Merge pull request #41378 from windsonsea/awarer

k8s-ci-robot · web-flow · commit a6d4eeb4d884 · 2023-06-02T00:42:52.000-07:00
[zh] sync topology-aware-routing.md
diff --git a/content/zh-cn/docs/concepts/services-networking/topology-aware-routing.md b/content/zh-cn/docs/concepts/services-networking/topology-aware-routing.md
@@ -0,0 +1,351 @@
+---
+reviewers:
+- robscott
+title: 拓扑感知路由
+content_type: concept
+weight: 100
+description: >-
+  **拓扑感知路由**提供了一种机制帮助保持网络流量处于流量发起的区域内。
+  在集群中 Pod 之间优先使用相同区域的流量有助于提高可靠性、性能（网络延迟和吞吐量）或降低成本。
+---
+<!--
+reviewers:
+- robscott
+title: Topology Aware Routing
+content_type: concept
+weight: 100
+description: >-
+  _Topology Aware Routing_ provides a mechanism to help keep network traffic within the zone
+  where it originated. Preferring same-zone traffic between Pods in your cluster can help
+  with reliability, performance (network latency and throughput), or cost.
+-->
+
+<!-- overview -->
+
+{{< feature-state for_k8s_version="v1.23" state="beta" >}}
+
+{{< note >}}
+<!--
+Prior to Kubernetes 1.27, this feature was known as _Topology Aware Hints_.
+-->
+在 Kubernetes 1.27 之前，此特性称为**拓扑感知提示（Topology Aware Hint）**。
+{{</ note >}}
+
+<!--
+_Topology Aware Routing_ adjusts routing behavior to prefer keeping traffic in
+the zone it originated from. In some cases this can help reduce costs or improve
+network performance.
+-->
+**拓扑感知路由（Toplogy Aware Routing）** 调整路由行为，以优先保持流量在其发起区域内。
+在某些情况下，这有助于降低成本或提高网络性能。
+
+<!-- body -->
+
+<!--
+## Motivation
+
+Kubernetes clusters are increasingly deployed in multi-zone environments.

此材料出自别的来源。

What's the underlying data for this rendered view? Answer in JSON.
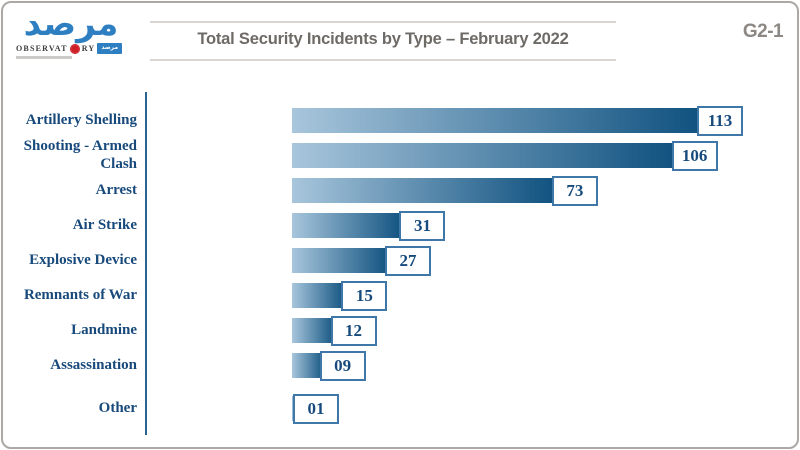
{
  "logo": {
    "arabic_title": "مرصد",
    "latin_line_pre": "OBSERVAT",
    "latin_line_post": "RY",
    "badge_text": "مرصد"
  },
  "header": {
    "title": "Total Security Incidents by Type – February 2022",
    "figure_code": "G2-1"
  },
  "chart_data": {
    "type": "bar",
    "orientation": "horizontal",
    "title": "Total Security Incidents by Type – February 2022",
    "categories": [
      "Artillery Shelling",
      "Shooting - Armed Clash",
      "Arrest",
      "Air Strike",
      "Explosive Device",
      "Remnants of War",
      "Landmine",
      "Assassination",
      "Other"
    ],
    "values": [
      113,
      106,
      73,
      31,
      27,
      15,
      12,
      9,
      1
    ],
    "value_labels": [
      "113",
      "106",
      "73",
      "31",
      "27",
      "15",
      "12",
      "09",
      "01"
    ],
    "xlim": [
      0,
      113
    ],
    "legend": false,
    "grid": false,
    "colors": {
      "bar_gradient_start": "#a8c6dc",
      "bar_gradient_end": "#0f517f",
      "axis": "#2a6390",
      "category_text": "#17497b",
      "value_text": "#164a7c",
      "value_box_border": "#3f77a9",
      "title_text": "#6e6a66",
      "frame_border": "#aba8a5"
    }
  }
}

+_Topology Aware Routing_ provides a mechanism to help keep traffic within the
+zone it originated from. When calculating the endpoints for a {{<
+glossary_tooltip term_id="Service" >}}, the EndpointSlice controller considers
+the topology (region and zone) of each endpoint and populates the hints field to
+allocate it to a zone. Cluster components such as {{< glossary_tooltip
+term_id="kube-proxy" text="kube-proxy" >}} can then consume those hints, and use
+them to influence how the traffic is routed (favoring topologically closer
+endpoints).
+-->
+## 动机   {#motivation}
+
+Kubernetes 集群越来越多地部署在多区域环境中。
+**拓扑感知路由** 提供了一种机制帮助流量保留在其发起所在的区域内。
+计算 {{<glossary_tooltip term_id="Service">}} 的端点时，
+EndpointSlice 控制器考虑每个端点的物理拓扑（地区和区域），并填充提示字段以将其分配到区域。

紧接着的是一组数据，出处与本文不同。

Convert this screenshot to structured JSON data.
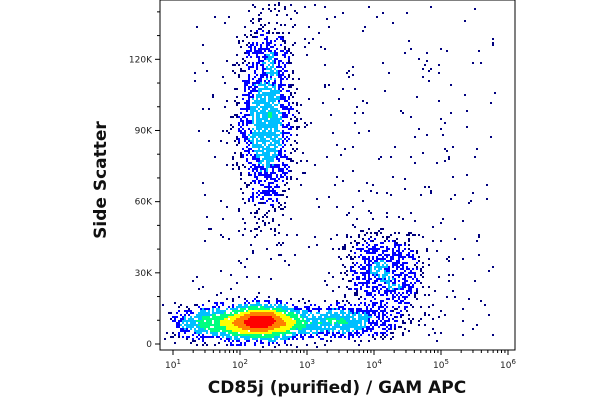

+诸如 {{<glossary_tooltip term_id="kube-proxy" text="kube-proxy">}}
+等集群组件可以使用这些提示，影响流量的路由方式（优先考虑物理拓扑上更近的端点）。
+
+<!--
+## Enabling Topology Aware Routing
+-->
+## 启用拓扑感知路由   {#enabling-topology-aware-routing}
+
+{{< note >}}
+<!--
+Prior to Kubernetes 1.27, this behavior was controlled using the
+`service.kubernetes.io/topology-aware-hints` annotation.
+-->
+在 Kubernetes 1.27 之前，此行为是通过 `service.kubernetes.io/topology-aware-hints` 注解来控制的。
+{{</ note >}}
+
+<!--
+You can enable Topology Aware Routing for a Service by setting the
+`service.kubernetes.io/topology-mode` annotation to `Auto`. When there are
+enough endpoints available in each zone, Topology Hints will be populated on
+EndpointSlices to allocate individual endpoints to specific zones, resulting in
+traffic being routed closer to where it originated from.
+-->
+你可以通过将 `service.kubernetes.io/topology-mode` 注解设置为 `Auto` 来启用 Service 的拓扑感知路由。
+当每个区域中有足够的端点可用时，系统将为 EndpointSlices 填充拓扑提示，把每个端点分配给特定区域，
+从而使流量被路由到更接近其来源的位置。
+
+<!--
+## When it works best
+
+This feature works best when:
+-->
+## 何时效果最佳   {#when-it-works-best}
+
+此特性在以下场景中的工作效果最佳：
+
+<!--
+### 1. Incoming traffic is evenly distributed
+
+If a large proportion of traffic is originating from a single zone, that traffic
+could overload the subset of endpoints that have been allocated to that zone.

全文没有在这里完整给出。